21/05/2015 09:25 EDT | Actualisé 21/05/2016 05:12 EDT

Depuis le milieu de 2014 les mauvaises nouvelles économiques tombent en rafales sur l'économie russe.

Aux baisses du prix du pétrole succèdent la chute du rouble, la fuite des capitaux, la montée de l'inflation et des taux d'intérêts, la baisse du taux de croissance. Ces événements sont évidemment pour la plupart interdépendants. Les sanctions européennes et américaines, les contre-sanctions adoptées par le gouvernement Poutine, suite à l'occupation de la Crimée et aux affrontements en Ukraine, expliquent en partie la dégradation de la situation. L'accès restreint aux marchés financiers internationaux, dont ils sont très dépendants, a pour conséquence de provoquer une augmentation des coûts de financement à l'intérieur, décourageant ainsi l'investissement des entreprises, les exportations vers la Russie, ainsi que les transferts technologiques qui les accompagnent habituellement. La chute de plus de 50% du prix des hydrocarbures en l'espace de neuf mois fragilise encore davantage leurs chances de se relever.
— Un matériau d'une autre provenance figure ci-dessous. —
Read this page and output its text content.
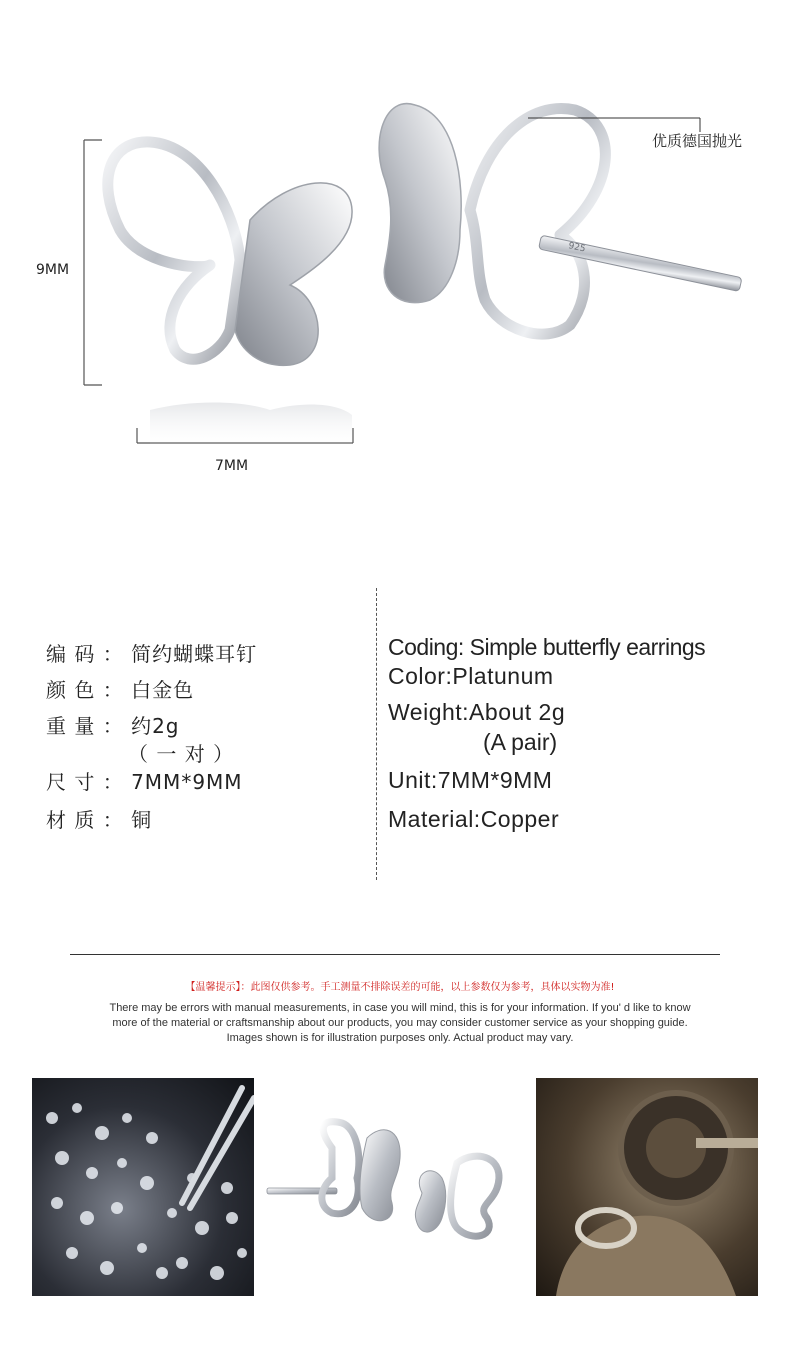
925
9MM
7MM
优质德国抛光
编 码 ： 简约蝴蝶耳钉
颜 色 ： 白金色
重 量 ： 约2g
（ 一 对 ）
尺 寸 ： 7MM*9MM
材 质 ： 铜
Coding: Simple butterfly earrings
Color:Platunum
Weight:About 2g
(A pair)
Unit:7MM*9MM
Material:Copper
【温馨提示】：此图仅供参考。手工测量不排除误差的可能，以上参数仅为参考，具体以实物为准!
There may be errors with manual measurements, in case you will mind, this is for your information. If you' d like to know more of the material or craftsmanship about our products, you may consider customer service as your shopping guide. Images shown is for illustration purposes only. Actual product may vary.
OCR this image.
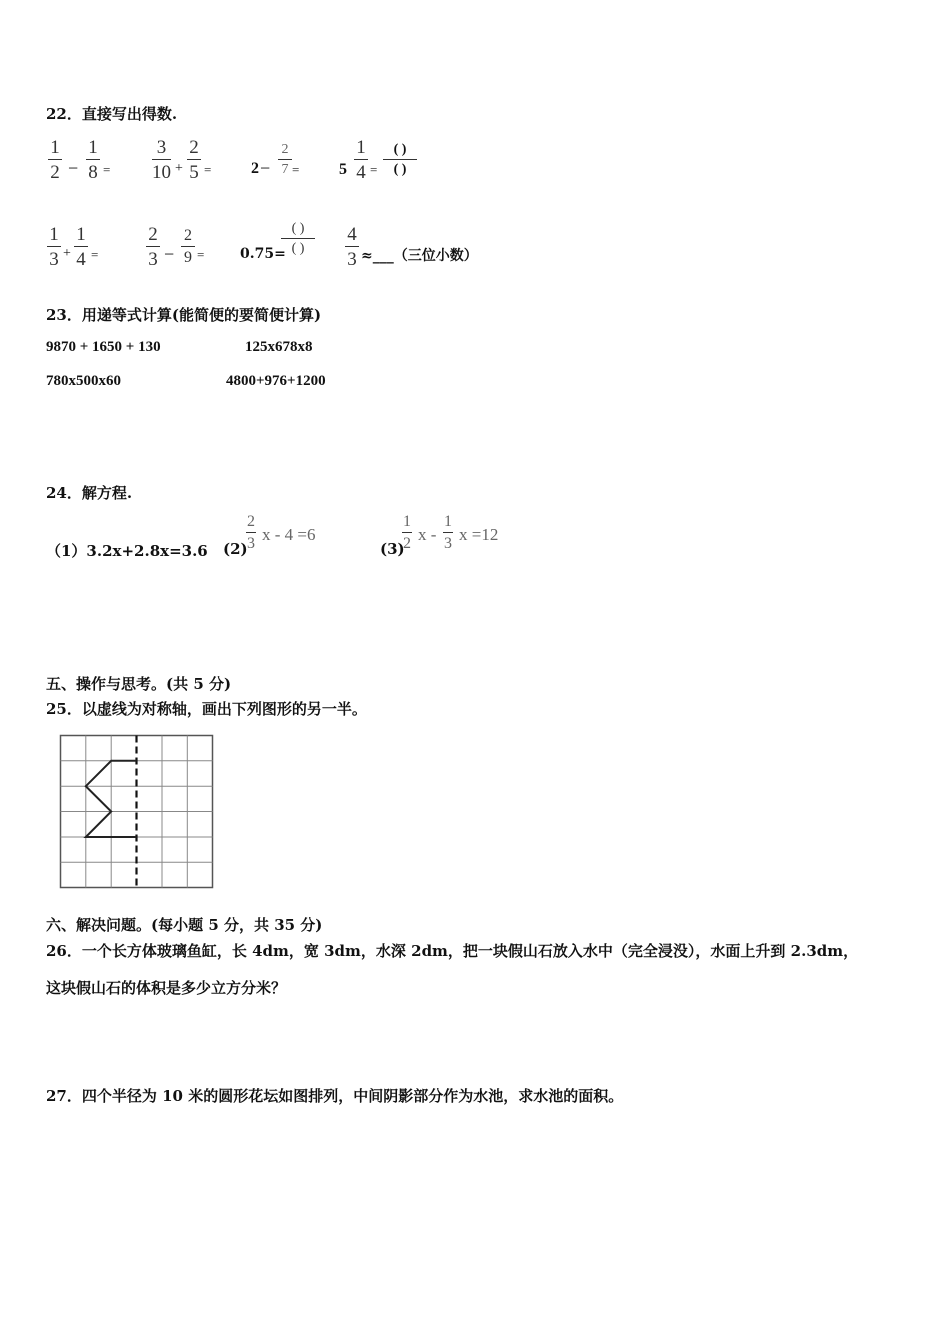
22．直接写出得数.
1
2 −
1
8 =
3
10 +
2
5 = 2 −
2
7 = 5
1
4 =
( )
( )
1
3 +
1
4 =
2
3 −
2
9 =	0.75=
( )
( )
4
3 ≈___（三位小数）
23．用递等式计算(能简便的要简便计算)
9870 + 1650 + 130	125x678x8
780x500x60	4800+976+1200
24．解方程.
（1）3.2x+2.8x=3.6 (2)
2
3 x - 4 =6
(3)
1
2 x -
1
3 x =12
五、操作与思考。(共 5 分)
25．以虚线为对称轴，画出下列图形的另一半。
六、解决问题。(每小题 5 分，共 35 分)
26．一个长方体玻璃鱼缸，长 4dm，宽 3dm，水深 2dm，把一块假山石放入水中（完全浸没），水面上升到 2.3dm，
这块假山石的体积是多少立方分米？
27．四个半径为 10 米的圆形花坛如图排列，中间阴影部分作为水池，求水池的面积。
L'entrée de devises se raréfiant, les pressions à la baisse sur le rouble se multiplient au point d'obliger la Banque centrale de Russie (BCR) à puiser dans ses réserves en devises étrangères et à augmenter les taux d'intérêts directeurs à 17,5% dans l'espoir de freiner, mais sans succès, les fuites de capitaux et les spéculations à la baisse sur le rouble. Les prévisions moyennes pour l'année 2015 envisagent un taux de croissance négatif de -5%.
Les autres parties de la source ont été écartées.